The witness was in Ngawhatu in 1970-71 with a diagnosis of “borderline mental retardation” because he had indecently assaulted a girl aged 10. He is now serving a sentence of preventive detention for the crime of rape using a weapon. He has 30 previous convictions for offences of dishonesty. He agreed that whilst in Sterling Villa at Ngawhatu he was violently hostile. It is likely that he engaged in some form of sexual activity with other patients (male and female) at Ngawhatu, and he claims to have had consensual sex with female staff. 
Mr M has filed a separate civil claim under CIV-2006-485-2006. He names multiple hospitals and other institutions as being responsible for abuse on him. The only allegations pleaded in respect of Ngawhatu are: 
That he was a patient from 31 December 1969 (when aged 17) until 2 March 1971. 

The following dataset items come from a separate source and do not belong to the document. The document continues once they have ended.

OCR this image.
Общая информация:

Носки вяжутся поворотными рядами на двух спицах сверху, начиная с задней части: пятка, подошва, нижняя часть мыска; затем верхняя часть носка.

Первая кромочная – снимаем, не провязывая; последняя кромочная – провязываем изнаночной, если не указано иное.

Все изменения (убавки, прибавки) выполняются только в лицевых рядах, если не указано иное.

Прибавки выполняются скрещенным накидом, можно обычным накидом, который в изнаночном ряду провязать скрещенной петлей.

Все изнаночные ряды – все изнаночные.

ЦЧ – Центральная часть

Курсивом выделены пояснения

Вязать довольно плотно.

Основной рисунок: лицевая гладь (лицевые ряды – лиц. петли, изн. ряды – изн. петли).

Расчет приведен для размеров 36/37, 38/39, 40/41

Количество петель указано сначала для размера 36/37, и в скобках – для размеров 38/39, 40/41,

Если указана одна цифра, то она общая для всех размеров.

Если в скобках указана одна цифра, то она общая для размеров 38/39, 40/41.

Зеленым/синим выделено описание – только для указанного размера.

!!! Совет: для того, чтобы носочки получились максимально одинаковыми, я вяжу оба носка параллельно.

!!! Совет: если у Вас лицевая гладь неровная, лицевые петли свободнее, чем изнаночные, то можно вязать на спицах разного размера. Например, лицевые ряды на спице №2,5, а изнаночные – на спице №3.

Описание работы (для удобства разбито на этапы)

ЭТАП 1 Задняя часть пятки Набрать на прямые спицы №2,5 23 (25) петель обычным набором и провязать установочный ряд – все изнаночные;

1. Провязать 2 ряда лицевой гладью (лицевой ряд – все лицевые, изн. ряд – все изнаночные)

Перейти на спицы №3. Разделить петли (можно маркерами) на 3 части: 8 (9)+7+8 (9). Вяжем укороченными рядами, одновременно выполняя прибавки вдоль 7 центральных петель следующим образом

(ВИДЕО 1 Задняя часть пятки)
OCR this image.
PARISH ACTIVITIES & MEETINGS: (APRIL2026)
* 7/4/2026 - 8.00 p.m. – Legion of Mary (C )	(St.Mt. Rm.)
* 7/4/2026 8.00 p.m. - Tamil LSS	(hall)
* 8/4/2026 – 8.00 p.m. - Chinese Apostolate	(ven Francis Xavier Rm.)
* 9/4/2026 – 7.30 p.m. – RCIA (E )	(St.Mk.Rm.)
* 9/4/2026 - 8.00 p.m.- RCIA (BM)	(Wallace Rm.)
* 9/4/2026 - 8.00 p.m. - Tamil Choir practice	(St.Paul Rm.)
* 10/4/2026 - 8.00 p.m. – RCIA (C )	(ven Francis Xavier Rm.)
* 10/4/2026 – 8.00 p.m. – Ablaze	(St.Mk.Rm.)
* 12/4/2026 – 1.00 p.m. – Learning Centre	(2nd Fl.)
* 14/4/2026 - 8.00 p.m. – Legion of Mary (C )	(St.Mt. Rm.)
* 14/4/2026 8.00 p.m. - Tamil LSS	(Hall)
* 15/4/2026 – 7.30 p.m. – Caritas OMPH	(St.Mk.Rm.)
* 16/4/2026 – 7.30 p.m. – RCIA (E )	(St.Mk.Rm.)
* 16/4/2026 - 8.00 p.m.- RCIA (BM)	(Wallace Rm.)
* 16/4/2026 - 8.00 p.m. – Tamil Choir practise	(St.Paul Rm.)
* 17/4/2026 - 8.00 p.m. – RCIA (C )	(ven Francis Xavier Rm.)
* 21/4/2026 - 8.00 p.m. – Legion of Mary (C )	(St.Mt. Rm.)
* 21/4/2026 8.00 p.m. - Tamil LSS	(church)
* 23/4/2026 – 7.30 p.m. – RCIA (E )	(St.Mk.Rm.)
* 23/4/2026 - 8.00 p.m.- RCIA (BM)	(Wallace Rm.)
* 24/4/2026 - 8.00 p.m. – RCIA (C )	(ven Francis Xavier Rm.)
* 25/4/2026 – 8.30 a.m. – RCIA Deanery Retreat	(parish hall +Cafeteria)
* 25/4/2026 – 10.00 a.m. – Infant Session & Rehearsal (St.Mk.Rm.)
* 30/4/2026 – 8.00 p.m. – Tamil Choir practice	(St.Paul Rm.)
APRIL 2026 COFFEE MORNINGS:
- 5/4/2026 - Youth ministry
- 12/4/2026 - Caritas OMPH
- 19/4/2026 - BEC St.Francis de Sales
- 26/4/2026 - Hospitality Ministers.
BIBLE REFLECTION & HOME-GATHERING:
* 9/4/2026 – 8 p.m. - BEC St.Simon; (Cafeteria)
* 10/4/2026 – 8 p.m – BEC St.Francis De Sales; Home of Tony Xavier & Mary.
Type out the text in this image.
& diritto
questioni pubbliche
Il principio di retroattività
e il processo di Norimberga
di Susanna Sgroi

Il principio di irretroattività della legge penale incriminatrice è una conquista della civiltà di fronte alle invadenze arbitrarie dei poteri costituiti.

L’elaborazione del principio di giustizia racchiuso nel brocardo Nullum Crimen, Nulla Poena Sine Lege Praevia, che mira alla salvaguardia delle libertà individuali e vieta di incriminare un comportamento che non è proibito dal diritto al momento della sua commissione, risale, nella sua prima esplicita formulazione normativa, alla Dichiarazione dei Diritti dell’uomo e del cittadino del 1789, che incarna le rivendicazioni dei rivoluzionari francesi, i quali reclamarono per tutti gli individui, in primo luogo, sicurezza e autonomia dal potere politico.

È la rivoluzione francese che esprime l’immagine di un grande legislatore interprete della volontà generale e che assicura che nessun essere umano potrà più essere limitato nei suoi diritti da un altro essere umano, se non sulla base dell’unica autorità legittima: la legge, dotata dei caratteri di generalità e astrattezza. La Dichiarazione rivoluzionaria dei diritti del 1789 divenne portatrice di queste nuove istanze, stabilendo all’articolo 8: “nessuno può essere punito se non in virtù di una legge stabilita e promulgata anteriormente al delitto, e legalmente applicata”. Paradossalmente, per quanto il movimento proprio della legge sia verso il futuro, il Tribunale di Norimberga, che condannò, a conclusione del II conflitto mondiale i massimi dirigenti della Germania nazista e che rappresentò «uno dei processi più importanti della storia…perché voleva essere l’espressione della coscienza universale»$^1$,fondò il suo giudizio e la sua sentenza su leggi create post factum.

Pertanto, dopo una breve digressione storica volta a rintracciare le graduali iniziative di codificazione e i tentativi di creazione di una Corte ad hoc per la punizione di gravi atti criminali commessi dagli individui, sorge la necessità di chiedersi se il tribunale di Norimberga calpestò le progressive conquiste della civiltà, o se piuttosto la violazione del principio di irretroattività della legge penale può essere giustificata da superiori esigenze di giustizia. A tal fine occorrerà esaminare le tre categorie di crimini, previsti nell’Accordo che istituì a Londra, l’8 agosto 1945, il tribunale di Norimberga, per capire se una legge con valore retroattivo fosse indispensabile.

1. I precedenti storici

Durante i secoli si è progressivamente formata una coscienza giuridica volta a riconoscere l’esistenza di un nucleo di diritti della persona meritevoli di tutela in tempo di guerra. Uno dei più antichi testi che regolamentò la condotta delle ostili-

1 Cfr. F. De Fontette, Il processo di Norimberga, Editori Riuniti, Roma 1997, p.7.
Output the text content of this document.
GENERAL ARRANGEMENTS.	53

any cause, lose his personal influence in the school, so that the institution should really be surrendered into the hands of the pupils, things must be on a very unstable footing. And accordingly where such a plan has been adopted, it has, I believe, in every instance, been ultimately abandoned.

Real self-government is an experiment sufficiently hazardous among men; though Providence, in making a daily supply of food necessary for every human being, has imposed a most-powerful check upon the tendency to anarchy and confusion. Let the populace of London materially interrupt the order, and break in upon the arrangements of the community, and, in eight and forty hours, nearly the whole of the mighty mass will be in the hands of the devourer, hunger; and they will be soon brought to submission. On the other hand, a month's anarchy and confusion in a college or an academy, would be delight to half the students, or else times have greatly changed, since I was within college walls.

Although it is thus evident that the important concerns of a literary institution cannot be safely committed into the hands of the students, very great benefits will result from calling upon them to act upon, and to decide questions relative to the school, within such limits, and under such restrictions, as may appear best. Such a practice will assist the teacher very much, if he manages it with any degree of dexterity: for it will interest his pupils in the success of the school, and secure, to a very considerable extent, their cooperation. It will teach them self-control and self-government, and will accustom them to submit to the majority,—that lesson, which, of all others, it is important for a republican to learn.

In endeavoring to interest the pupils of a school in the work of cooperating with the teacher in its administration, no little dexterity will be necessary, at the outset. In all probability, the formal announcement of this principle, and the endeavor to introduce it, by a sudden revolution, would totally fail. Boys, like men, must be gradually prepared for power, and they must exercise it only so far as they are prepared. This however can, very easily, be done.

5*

He had sexual intercourse in a laundry cupboard with a female staff member, who was also a cleaner (Ms L), an unnamed female nurse fondled his genitals when he was put to bed; staff members, the names of whom he could not recall, fondled his genitals when they dried them after having a shower and would kiss and cuddle him. 
The only other matters alleged against Ngawhatu as being “traumatic incidents” were that when he was at a hospital dance, staff whose names he cannot recall told him and others to go and give a female patient “a bit”; and that a patient lay dead in a bed for two days with the plaintiff being told that he/she was just sleeping.